= Fred W. Tanner =

American food scientist and microbiologist

Fred Wilbur Tanner (1888–1957) was an American food scientist and microbiologist who involved in the founding of the Institute of Food Technologists (IFT) and the creation of the scientific journal Food Research (now the Journal of Food Science (JFS).).

==Academic career==
Tanner joined at the University of Illinois at Urbana-Champaign in 1923, where he was chair of the Bacteriology Department (now Department of Microbiology) until 1948. His work focused on food safety issues, specifically pasteurization and meat curing. Tanner remained as professor until his retirement in 1956. Tanner's research in food science and technology would also lead to the establishment of the food technology department at Illinois in 1947.

==Role with IFT==
Tanner was a presenter at a 1937 conference with Samuel Cate Prescott of the Massachusetts Institute of Technology (MIT) held at MIT on "Microorganisms in Relation to Food Processing." A year earlier, Tanner founded the scientific journal Food Research, now JFS., where he would remain as Editor-In-Chief until 1951.
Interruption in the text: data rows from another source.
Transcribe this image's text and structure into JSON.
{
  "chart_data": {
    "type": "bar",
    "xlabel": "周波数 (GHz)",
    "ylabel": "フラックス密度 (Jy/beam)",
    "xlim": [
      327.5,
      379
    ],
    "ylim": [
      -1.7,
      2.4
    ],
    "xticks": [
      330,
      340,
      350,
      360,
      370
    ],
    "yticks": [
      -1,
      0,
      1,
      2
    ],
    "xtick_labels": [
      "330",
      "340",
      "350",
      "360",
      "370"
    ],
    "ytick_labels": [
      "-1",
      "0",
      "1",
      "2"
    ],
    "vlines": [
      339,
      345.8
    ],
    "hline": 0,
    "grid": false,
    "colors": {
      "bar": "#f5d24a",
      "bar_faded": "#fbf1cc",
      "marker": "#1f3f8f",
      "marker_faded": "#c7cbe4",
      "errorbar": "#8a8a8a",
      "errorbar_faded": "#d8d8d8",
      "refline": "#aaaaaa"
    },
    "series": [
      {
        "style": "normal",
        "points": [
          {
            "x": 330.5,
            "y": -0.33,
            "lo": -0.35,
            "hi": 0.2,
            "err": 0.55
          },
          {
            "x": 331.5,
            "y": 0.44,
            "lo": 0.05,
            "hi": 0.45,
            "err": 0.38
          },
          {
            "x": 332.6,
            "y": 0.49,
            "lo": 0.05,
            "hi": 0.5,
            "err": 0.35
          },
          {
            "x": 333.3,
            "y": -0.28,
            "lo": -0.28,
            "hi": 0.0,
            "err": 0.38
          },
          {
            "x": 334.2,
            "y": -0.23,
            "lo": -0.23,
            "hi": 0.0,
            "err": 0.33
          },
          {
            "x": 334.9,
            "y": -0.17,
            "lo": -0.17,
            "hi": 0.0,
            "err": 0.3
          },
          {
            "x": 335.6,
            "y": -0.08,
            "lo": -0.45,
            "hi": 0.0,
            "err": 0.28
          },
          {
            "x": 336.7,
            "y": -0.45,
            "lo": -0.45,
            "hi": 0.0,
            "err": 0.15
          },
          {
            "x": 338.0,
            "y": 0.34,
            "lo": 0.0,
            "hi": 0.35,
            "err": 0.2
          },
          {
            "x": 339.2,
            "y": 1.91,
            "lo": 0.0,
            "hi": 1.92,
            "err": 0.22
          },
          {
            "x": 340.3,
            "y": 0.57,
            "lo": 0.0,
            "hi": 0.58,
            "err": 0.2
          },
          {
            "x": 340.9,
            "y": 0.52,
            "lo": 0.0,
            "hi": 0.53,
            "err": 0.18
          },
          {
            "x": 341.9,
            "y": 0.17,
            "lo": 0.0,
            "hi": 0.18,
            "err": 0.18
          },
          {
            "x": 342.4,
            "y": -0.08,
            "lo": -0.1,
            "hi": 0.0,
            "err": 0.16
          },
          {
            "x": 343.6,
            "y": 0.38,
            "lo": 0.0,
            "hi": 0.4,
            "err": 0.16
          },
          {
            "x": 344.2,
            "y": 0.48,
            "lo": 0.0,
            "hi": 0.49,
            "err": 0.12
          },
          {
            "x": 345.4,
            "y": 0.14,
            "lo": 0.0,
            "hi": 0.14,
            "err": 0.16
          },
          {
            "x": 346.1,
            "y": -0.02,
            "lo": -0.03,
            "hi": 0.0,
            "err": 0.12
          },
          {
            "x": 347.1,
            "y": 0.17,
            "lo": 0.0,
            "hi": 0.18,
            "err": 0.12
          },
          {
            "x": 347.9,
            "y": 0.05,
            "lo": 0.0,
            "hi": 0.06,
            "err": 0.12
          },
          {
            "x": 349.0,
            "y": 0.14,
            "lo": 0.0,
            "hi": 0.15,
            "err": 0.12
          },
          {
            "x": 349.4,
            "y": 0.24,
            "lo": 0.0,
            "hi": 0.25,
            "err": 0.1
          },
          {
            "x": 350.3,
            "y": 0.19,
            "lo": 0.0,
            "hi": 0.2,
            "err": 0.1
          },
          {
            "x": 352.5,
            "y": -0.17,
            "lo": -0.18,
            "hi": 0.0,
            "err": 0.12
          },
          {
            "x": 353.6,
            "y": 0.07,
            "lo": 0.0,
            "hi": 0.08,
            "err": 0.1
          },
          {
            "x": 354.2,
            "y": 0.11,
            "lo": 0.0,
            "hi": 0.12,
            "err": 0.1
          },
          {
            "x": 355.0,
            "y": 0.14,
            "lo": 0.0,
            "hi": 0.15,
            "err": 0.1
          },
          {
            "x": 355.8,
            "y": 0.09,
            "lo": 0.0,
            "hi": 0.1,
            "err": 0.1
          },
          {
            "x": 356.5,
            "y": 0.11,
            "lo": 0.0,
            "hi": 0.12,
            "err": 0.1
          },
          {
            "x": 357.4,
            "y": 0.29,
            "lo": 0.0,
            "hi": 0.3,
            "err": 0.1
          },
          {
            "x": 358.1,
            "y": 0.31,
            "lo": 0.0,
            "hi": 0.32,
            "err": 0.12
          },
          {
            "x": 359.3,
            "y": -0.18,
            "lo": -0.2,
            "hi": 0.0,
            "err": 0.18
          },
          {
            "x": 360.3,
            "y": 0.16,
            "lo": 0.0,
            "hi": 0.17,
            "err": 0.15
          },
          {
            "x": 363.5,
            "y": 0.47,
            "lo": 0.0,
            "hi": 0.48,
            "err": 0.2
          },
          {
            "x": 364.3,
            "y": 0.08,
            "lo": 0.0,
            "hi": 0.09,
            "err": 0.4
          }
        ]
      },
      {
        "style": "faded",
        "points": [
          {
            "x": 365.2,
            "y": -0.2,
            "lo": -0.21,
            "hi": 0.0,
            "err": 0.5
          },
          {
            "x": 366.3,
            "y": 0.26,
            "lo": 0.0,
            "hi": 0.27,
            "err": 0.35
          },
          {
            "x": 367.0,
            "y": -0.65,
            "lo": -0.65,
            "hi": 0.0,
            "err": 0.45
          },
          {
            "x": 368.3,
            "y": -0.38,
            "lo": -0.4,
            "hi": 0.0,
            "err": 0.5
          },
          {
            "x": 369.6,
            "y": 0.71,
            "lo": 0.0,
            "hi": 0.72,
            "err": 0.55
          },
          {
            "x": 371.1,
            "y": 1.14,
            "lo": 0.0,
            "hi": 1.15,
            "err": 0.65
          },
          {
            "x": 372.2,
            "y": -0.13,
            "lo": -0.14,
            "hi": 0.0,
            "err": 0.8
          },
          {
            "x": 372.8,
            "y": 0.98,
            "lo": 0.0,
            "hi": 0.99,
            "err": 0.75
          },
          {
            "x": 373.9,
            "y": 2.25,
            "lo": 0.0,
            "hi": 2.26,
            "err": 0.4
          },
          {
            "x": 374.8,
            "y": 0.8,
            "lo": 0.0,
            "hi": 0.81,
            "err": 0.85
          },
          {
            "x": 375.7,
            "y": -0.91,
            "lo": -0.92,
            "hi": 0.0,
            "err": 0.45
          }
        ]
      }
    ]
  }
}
He served as IFT President in 1945-46 and would win the Stephen M. Babcock Award (now Babcock-Hart Award) in 1952.

==Death and legacy==
Tanner died in 1957. The IFT Chicago Section would establish the Fred W. Tanner Lectureship in 1960 that is held every May. This lectureship is given by leaders in the food industry.

Tanner was also posthumously awarded the Pasteur Award and honorary medallion in 1959.

==Selected works==
- Prescott, S.C. and F.W. Tanner. (1938). "Microbiology in Relation to Food Preservation." Food Research. 3(3): 189-97.
- Tanner, F.W. and G.I. Wallace. (1925). "Relation of Temperature to the Growth of Thermophilic Bacteria." Journal of Bacteriology. 10(5): 421-437.